• Siempre hemos vivido en el castillo
  • Autor Shirley Jackson
  • Editorial Minúscula, Barcelona, 2012
  • Traductor Paula Kuffer
  • nº páginas 224

Shirley Jackson. SIEMPRE HEMOS VIVIDO EN EL CASTILLO

19/12/2012 - JOSÉ MARÍA GUELBENZU

Ahora que el género gótico y de terror se ha convertido en una industria del susto, la aparición de esta novela no puede ser más oportuna para recordarnos la pasión con que puede llegar a escribirse y leerse una novela de este género. Su autora la publicó en 1962 y en ella se cuenta las historia de Merricat, una niña perteneciente a una acaudalada familia, los Blackwood, en un pueblo de Nueva Inglaterra. De los Blackwood solo viven una hermana de Merricat, Constance, dedicada a cuidarla, y su senil tío Julian. Los Blackwood debían de ser despectivos con buena parte del pueblo por orgullo de clase y el resto del pueblo los despreciaba, y los desprecia, por resentimiento. Pero el resto de la familia ha muerto. Murieron envenenados y se atribuye el hecho a Constance. Los tres Blackwood viven encerrados en su casa y tierras, sin dejar pasar a nadie, salvo a un par de vecinos de cierta consideración.
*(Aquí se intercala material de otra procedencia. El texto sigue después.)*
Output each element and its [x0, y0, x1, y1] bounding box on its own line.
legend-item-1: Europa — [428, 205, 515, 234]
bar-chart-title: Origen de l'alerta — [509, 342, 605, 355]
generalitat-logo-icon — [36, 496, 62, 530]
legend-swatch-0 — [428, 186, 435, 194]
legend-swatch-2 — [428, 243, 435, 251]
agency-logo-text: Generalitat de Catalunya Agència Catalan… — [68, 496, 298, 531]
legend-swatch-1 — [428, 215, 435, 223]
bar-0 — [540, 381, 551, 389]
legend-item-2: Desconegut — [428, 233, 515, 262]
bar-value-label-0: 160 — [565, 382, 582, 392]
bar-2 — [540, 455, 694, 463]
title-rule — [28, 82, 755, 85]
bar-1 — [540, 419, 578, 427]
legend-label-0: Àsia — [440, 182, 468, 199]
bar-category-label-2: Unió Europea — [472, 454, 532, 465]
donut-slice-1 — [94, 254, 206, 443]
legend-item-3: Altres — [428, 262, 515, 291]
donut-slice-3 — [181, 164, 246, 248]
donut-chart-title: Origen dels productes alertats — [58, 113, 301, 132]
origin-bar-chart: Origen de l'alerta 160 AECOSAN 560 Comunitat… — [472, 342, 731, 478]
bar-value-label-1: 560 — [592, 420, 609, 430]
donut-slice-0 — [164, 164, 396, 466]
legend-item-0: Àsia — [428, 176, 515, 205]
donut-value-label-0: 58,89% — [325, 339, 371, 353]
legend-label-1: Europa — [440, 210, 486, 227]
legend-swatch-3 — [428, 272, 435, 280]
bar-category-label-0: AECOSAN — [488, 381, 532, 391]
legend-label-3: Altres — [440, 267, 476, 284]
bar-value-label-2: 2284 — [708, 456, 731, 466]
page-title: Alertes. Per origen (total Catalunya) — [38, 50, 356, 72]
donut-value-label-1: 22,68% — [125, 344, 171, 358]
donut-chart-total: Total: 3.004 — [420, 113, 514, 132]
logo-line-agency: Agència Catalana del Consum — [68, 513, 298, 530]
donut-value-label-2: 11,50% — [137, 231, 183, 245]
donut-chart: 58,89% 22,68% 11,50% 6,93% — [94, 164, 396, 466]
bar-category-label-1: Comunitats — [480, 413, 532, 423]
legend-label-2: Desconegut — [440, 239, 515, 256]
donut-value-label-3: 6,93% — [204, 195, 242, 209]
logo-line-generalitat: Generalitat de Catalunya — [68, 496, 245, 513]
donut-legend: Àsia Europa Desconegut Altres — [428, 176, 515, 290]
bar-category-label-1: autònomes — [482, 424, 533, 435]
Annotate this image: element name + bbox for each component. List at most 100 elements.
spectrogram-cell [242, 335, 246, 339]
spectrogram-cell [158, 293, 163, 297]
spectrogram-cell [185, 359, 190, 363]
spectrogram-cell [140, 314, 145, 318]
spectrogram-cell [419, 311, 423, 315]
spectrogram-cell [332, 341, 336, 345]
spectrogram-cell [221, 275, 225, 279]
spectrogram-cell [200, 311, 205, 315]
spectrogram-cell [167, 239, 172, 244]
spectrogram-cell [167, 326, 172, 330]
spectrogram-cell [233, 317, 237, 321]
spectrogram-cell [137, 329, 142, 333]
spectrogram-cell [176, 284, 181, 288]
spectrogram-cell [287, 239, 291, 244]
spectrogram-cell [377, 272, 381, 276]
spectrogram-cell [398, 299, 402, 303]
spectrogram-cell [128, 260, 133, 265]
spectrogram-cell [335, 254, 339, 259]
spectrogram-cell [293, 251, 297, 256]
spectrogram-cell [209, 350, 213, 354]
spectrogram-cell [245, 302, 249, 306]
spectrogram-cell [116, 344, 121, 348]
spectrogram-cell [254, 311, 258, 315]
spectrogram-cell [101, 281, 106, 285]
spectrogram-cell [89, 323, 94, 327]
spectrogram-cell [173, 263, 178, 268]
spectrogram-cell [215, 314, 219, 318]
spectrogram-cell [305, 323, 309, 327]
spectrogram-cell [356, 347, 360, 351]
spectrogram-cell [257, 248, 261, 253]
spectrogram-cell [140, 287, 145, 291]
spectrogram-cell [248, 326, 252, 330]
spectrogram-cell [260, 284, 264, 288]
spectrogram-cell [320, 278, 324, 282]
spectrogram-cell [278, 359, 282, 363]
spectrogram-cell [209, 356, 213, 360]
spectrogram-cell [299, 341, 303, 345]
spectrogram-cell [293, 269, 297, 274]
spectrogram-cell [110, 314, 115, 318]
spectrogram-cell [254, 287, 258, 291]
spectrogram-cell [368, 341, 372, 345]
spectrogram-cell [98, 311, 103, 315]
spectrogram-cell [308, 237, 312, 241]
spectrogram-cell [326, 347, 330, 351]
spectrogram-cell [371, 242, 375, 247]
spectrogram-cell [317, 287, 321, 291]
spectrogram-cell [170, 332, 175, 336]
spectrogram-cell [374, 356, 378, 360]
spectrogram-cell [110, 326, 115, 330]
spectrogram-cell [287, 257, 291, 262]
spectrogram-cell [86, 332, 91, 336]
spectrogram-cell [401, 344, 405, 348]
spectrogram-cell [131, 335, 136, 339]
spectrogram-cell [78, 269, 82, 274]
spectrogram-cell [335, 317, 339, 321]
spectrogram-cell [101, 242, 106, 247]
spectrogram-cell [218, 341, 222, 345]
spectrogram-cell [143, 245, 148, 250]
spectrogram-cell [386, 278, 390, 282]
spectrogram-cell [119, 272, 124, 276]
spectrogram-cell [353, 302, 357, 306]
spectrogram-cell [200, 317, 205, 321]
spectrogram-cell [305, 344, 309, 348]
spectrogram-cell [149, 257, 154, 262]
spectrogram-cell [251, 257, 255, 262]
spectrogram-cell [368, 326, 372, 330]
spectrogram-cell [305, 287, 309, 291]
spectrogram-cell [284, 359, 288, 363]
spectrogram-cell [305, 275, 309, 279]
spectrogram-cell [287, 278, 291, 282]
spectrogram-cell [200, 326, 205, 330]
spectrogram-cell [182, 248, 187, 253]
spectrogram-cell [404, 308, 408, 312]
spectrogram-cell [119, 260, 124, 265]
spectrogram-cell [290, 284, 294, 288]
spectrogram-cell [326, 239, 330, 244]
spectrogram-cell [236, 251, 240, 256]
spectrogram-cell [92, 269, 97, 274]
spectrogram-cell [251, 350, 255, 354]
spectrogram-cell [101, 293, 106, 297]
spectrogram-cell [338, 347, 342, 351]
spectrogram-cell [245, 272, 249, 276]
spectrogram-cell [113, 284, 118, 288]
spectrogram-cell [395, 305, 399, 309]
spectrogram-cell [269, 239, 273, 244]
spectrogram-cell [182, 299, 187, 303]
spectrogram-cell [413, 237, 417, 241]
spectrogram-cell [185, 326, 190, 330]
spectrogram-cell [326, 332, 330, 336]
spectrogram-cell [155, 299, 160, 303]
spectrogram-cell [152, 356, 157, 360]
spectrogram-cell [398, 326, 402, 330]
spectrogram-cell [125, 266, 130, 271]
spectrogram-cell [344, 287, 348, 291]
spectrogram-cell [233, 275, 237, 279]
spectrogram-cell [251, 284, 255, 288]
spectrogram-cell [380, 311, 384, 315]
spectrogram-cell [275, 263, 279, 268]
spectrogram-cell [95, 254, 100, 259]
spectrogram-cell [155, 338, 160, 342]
Merricat es una niña de doce años que, al inicio de la novela, vuelve de hacer la compra pasando por el pueblo, donde siente y sufre el odio de los vecinos, un comienzo espléndido y revelador. Revelador porque el lector pronto advierte que esa niña está psicológicamente muy herida; y toda la historia se nos va a contar desde el punto de vista de ella. La construcción de este personaje es un ejercicio de escritura memorable, una obra maestra. El mundo real cerrado en el que vive y el mundo imaginario en el que se refugia nos muestran de manera magistral la visión de la vida de Merricat, tanto de lo que comprende como de lo que no comprende por su edad. Un día llega a la casa el primo Charles, cuyo padre ha muerto arruinado, y Merricat lo ve como una intrusión en la escondida vida de la casa. En realidad, Charles es un miserable que sólo busca el dinero que ingenuamente guarda Constance en casa, pero Merricat ve cómo el invasor empieza a apoderarse de la casa –y decide expulsarlo- y no ve la razón por la que Constance le consiente –no concibe la sexualidad como atractivo-.

La novela va adquiriendo una decidida tensión que explota en forma de catarsis cuando la casa arde y el pueblo entero se venga de ellas. Con una decisión admirable, la autora cuenta el accidente, el asedio, la persecución, la venganza salvaje y la vuelta a las ruinas de la niña y su hermana. El clima del relato es soberbio tanto en tiempo como en espacio; y cuando la verdad sospechada resplandece a los ojos del lector, es la niña la que protege a la hermana, en un final de cuento de hadas inesperado y tremendo. La relación entre la extrema tensión y el final feérico recuerda el esquema de relato de La noche del cazador, pero sin final feliz. Esta novela es, sencillamente, el rescate para el lector español de una verdadera obra de arte: una impresionante representación del dolor, la necesidad y la búsqueda de felicidad en una mente enferma.